Introduction

A brain-computer interface (BCI) system based on electroencephalography (EEG) is a popular research direction in the field of human-computer interaction. The system can provide a direct communication channel to connect the human brain and computer. An EEG speller system is a typical brain-computer interface system. The speller system uses a clever paradigm to induce specific event-related potential (ERP) components (for example, P300 component). Then, according to the ERP components, a symbol of the expected subjects can be determined. The EEG speller system can re-establish the disabled communication, and normal people can use the technology to obtain convenient interactive methods1,2,3,4,5,6. At present, most EEG speller systems are based on modified P300 speller. The P300 component is a common ERP component, which shows a peak when small probability events are observed after approximately 300–500 ms7,8,9,10. The P300 component also exhibits significant waveform characteristics in the time domain11. A P300 detection algorithm is essential because it determines the accuracy and reliability of BCI systems. Thus, some scholars have attempted and proposed many P300 detection algorithms such as independent component analysis (ICA)12, common spatial pattern (CSP)13, xDawn14,15, hierarchical discriminant component analysis (HDCA)16,17,18,19, sliding HDCA (sHDCA)20,21, and convolutional neural network (CNN)22. On this basis, many BCI system performances were improved significantly.

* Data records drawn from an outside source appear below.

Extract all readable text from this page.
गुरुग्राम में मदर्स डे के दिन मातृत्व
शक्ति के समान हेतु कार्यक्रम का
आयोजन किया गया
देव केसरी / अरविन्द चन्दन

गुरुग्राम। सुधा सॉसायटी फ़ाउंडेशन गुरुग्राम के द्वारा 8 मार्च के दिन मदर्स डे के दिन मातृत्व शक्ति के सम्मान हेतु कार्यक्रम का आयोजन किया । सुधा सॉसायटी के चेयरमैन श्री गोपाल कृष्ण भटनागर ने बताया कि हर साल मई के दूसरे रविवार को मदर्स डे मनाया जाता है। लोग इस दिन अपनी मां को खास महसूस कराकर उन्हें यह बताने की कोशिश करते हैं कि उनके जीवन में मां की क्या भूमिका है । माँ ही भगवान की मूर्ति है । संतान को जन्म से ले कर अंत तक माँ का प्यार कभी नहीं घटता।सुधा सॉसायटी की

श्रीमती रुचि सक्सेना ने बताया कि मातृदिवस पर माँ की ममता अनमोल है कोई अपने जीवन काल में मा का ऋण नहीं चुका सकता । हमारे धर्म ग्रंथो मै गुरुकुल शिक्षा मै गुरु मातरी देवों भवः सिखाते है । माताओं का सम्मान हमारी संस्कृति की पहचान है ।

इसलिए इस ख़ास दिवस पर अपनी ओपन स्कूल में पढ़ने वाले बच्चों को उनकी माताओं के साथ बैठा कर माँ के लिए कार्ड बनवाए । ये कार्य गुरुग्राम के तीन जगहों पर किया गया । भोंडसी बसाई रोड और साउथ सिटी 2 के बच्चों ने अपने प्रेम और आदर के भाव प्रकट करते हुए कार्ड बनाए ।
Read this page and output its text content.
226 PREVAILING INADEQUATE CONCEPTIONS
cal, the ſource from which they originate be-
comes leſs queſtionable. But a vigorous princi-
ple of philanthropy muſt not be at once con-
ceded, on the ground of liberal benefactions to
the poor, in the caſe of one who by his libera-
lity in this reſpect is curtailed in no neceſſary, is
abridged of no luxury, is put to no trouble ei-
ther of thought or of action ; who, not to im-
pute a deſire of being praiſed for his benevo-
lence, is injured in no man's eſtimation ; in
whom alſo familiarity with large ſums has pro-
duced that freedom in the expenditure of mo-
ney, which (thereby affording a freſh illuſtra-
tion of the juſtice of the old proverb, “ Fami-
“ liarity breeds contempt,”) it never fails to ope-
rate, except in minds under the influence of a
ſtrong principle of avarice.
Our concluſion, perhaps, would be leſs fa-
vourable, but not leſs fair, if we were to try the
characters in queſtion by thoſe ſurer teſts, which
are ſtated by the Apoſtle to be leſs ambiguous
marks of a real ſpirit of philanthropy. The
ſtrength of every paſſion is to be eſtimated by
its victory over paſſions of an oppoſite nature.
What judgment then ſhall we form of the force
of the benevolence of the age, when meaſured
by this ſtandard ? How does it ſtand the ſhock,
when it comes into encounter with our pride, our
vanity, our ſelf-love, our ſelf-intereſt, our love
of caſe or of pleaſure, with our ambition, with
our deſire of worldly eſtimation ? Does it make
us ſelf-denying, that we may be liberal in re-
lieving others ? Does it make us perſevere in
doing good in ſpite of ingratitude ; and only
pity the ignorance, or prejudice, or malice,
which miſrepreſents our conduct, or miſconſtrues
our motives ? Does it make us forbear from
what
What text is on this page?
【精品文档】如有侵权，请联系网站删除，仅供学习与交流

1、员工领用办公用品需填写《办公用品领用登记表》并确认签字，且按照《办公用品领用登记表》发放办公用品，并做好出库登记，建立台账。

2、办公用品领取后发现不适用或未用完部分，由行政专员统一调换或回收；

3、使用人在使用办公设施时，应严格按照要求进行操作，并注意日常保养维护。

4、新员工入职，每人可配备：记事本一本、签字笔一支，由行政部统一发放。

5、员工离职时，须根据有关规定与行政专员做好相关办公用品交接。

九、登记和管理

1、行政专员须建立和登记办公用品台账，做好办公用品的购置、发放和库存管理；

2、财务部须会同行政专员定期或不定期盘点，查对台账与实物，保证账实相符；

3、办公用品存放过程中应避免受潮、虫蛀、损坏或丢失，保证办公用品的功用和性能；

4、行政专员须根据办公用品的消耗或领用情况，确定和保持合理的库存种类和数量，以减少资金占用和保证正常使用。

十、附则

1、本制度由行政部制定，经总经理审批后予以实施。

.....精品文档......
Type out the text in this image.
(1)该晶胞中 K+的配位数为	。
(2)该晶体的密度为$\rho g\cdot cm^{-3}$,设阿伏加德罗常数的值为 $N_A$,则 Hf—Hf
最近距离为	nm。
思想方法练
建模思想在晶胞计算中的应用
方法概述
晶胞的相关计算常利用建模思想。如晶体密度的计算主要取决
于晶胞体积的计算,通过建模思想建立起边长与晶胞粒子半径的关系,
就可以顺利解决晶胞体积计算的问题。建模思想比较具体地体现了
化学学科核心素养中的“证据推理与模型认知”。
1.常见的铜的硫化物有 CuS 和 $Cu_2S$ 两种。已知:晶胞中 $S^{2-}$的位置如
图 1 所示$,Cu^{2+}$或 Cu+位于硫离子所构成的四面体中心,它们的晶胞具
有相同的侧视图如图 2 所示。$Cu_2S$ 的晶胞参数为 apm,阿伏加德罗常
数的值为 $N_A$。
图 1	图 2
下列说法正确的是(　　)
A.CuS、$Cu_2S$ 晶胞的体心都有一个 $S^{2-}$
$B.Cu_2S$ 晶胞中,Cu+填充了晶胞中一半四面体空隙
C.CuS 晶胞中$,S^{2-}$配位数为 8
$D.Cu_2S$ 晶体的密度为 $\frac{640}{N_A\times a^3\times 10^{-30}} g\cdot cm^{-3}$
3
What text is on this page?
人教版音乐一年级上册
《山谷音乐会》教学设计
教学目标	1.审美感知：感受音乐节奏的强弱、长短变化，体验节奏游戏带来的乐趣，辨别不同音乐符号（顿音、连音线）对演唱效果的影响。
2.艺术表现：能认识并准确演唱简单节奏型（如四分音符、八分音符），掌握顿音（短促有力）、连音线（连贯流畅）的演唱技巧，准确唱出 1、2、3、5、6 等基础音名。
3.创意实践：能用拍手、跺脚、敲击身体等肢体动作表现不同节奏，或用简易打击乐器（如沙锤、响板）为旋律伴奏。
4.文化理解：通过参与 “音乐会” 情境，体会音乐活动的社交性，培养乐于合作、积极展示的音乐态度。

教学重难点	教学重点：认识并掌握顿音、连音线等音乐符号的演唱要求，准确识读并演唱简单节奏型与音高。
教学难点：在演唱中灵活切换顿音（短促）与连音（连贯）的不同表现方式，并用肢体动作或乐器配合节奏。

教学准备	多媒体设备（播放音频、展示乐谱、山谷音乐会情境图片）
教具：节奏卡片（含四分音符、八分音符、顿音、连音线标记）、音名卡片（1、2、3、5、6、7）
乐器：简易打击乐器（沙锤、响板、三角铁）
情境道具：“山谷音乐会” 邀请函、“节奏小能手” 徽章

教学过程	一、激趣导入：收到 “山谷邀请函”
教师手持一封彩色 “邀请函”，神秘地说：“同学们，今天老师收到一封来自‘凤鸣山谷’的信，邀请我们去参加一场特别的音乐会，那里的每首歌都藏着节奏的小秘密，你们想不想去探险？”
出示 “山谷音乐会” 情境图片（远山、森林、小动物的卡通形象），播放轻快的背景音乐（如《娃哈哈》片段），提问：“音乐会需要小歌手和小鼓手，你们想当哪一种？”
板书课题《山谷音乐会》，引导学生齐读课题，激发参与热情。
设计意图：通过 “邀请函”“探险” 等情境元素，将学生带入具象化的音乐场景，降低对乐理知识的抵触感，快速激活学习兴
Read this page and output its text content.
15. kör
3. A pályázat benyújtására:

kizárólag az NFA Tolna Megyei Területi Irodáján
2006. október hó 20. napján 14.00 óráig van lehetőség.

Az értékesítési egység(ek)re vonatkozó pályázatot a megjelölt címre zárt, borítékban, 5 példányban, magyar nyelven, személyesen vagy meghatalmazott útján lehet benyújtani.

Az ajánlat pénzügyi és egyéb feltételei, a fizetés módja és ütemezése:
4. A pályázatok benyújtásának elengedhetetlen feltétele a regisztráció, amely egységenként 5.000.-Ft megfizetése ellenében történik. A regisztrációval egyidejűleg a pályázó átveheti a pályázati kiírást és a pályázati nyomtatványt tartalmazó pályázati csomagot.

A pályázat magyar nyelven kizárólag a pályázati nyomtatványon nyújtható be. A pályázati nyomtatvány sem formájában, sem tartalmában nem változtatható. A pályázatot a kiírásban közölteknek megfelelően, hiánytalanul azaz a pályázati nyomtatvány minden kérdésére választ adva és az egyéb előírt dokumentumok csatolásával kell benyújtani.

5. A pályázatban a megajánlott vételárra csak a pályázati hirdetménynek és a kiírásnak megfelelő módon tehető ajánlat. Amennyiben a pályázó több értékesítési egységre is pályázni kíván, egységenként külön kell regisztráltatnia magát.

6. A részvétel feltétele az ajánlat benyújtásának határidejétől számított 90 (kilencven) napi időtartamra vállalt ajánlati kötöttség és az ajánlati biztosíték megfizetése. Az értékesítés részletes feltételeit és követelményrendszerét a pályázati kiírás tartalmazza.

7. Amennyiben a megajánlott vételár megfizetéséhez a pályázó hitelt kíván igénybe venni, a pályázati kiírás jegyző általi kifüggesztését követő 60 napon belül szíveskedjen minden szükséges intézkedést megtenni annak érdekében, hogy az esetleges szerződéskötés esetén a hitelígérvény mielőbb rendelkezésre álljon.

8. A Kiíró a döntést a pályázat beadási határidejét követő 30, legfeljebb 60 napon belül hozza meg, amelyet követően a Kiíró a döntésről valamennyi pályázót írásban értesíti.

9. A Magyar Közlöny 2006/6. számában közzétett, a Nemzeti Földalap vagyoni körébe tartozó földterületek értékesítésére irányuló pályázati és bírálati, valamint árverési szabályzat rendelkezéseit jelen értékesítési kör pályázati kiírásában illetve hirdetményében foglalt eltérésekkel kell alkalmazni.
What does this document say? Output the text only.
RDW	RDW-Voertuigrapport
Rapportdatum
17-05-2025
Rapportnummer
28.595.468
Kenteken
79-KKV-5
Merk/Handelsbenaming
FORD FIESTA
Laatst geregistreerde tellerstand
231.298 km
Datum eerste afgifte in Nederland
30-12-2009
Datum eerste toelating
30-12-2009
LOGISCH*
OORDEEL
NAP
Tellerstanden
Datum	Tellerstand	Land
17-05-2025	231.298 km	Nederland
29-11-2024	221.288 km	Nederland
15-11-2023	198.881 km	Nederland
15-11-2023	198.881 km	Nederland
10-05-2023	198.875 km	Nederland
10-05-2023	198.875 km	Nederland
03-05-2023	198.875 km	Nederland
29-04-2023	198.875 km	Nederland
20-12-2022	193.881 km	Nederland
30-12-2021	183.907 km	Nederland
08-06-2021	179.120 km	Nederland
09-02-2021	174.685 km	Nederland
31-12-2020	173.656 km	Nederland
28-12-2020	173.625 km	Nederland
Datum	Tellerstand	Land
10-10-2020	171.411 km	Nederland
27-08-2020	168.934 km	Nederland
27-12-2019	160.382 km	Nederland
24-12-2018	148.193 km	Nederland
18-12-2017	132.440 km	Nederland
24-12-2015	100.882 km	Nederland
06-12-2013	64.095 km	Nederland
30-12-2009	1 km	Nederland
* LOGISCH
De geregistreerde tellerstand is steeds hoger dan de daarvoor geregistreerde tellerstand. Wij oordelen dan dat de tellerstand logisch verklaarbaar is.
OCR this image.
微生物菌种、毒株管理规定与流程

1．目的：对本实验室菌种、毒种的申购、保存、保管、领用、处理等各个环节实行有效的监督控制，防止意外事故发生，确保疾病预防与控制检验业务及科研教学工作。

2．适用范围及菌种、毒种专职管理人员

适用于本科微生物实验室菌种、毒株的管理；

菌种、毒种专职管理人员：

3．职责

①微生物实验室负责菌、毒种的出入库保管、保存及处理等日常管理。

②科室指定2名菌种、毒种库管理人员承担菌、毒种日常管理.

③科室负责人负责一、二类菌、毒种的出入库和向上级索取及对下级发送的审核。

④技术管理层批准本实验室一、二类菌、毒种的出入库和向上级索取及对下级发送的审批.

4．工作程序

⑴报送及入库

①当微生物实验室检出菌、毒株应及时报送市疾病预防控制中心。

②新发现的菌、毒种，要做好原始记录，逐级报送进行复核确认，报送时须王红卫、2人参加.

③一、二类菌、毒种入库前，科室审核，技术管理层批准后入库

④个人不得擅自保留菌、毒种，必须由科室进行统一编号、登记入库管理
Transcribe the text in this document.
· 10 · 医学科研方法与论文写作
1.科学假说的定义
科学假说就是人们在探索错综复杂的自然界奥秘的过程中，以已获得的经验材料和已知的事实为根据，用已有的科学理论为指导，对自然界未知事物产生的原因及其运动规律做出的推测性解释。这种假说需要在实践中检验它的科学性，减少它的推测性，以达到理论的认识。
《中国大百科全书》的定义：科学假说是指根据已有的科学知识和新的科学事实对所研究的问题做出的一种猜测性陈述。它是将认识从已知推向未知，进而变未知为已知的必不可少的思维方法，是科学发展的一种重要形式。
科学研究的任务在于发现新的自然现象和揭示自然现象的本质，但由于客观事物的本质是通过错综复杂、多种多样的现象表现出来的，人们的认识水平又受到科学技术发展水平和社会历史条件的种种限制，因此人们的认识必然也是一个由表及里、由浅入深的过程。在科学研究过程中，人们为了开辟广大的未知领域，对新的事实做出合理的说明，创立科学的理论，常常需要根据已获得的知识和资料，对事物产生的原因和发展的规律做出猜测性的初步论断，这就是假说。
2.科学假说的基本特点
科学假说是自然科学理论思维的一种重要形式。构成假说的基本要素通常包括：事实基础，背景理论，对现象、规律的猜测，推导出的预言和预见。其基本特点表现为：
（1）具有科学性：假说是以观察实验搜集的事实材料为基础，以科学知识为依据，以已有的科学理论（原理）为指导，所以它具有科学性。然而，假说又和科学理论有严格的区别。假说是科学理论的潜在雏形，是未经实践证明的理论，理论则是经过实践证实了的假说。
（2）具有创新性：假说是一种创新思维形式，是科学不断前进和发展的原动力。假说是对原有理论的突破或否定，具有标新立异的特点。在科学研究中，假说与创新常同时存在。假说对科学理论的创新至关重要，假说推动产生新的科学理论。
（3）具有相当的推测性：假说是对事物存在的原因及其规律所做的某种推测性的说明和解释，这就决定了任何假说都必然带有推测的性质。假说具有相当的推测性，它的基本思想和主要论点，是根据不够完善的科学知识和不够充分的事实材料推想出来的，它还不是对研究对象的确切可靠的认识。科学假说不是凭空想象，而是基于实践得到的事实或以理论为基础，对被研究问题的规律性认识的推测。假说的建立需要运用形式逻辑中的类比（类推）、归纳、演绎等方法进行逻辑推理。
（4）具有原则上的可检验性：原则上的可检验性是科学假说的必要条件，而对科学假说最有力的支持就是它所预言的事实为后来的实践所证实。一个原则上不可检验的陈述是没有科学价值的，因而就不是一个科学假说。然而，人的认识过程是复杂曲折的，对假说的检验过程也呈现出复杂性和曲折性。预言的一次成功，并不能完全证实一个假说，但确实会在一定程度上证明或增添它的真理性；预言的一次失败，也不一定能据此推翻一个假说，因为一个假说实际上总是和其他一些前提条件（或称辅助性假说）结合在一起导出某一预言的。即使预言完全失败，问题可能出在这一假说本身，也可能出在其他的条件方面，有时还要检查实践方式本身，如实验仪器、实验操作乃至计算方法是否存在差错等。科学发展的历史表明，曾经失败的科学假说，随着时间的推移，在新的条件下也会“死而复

Farwell and Donchin first proposed P300 alphabet speller system (FD speller)23. The system is a 6 × 6 matrix, and each element is a specified character. The system has a total of 36 characters (26 letters and other control characters) and uses a stepwise linear discriminant analysis (SWLDA) algorithm to detect P300 components. Krusienski et al.24 compared the performances of various P300 detection algorithms and concluded that SWLDA and Fisher’s linear discriminant (FDA) are suitable for the P300 Speller system. In the FD speller, the matrix rows or columns blink randomly, and when the locked symbol is hit by rows or columns (probability is 1/6), it induces a P300 component. The FD speller determines the expected symbol position using the detected P300 component. Cuntai Guan et al.25 believed that if the probability of a character being hit is small, then the P300 component induced is evident and detection is easier. Thus, Guan et al. proposed a single-character display random flashing speller system (SC speller) based on the FD speller (the probability that the character was hit was 1/36). Furthermore, Townsend et al.26 proposed a checkerboard paradigm speller system, that is, a random flash hits multiple characters, and then a special coding is employed to confirm the anticipant character of the subject. This method can achieve higher accuracy and mean bit rate. Brian Roark et al.27,28 proposed Huffman scanning, which uses Huffman coding to select the symbols to highlight, based on the FD speller. Qi LI et al.29 proposed a familiar face (FF) spelling paradigm, which introduces a familiar face to improve recognition accuracy based on the FD speller. They further proposed a green familiar face (GFF) paradigm30. Dewen Hu et al.31 proposed a hybrid BCI speller that fuses P300 with steady-state visual evoked potential (SSVEP) and introduced an SSVEP feature on P300-row and P300-column feature. Chen et al.32,33 used the SSVEP feature and introduced the phase feature to build a high-speed speller to achieve the highest information transfer rate (approximately one character per second). These speller systems are matrix-based spellers.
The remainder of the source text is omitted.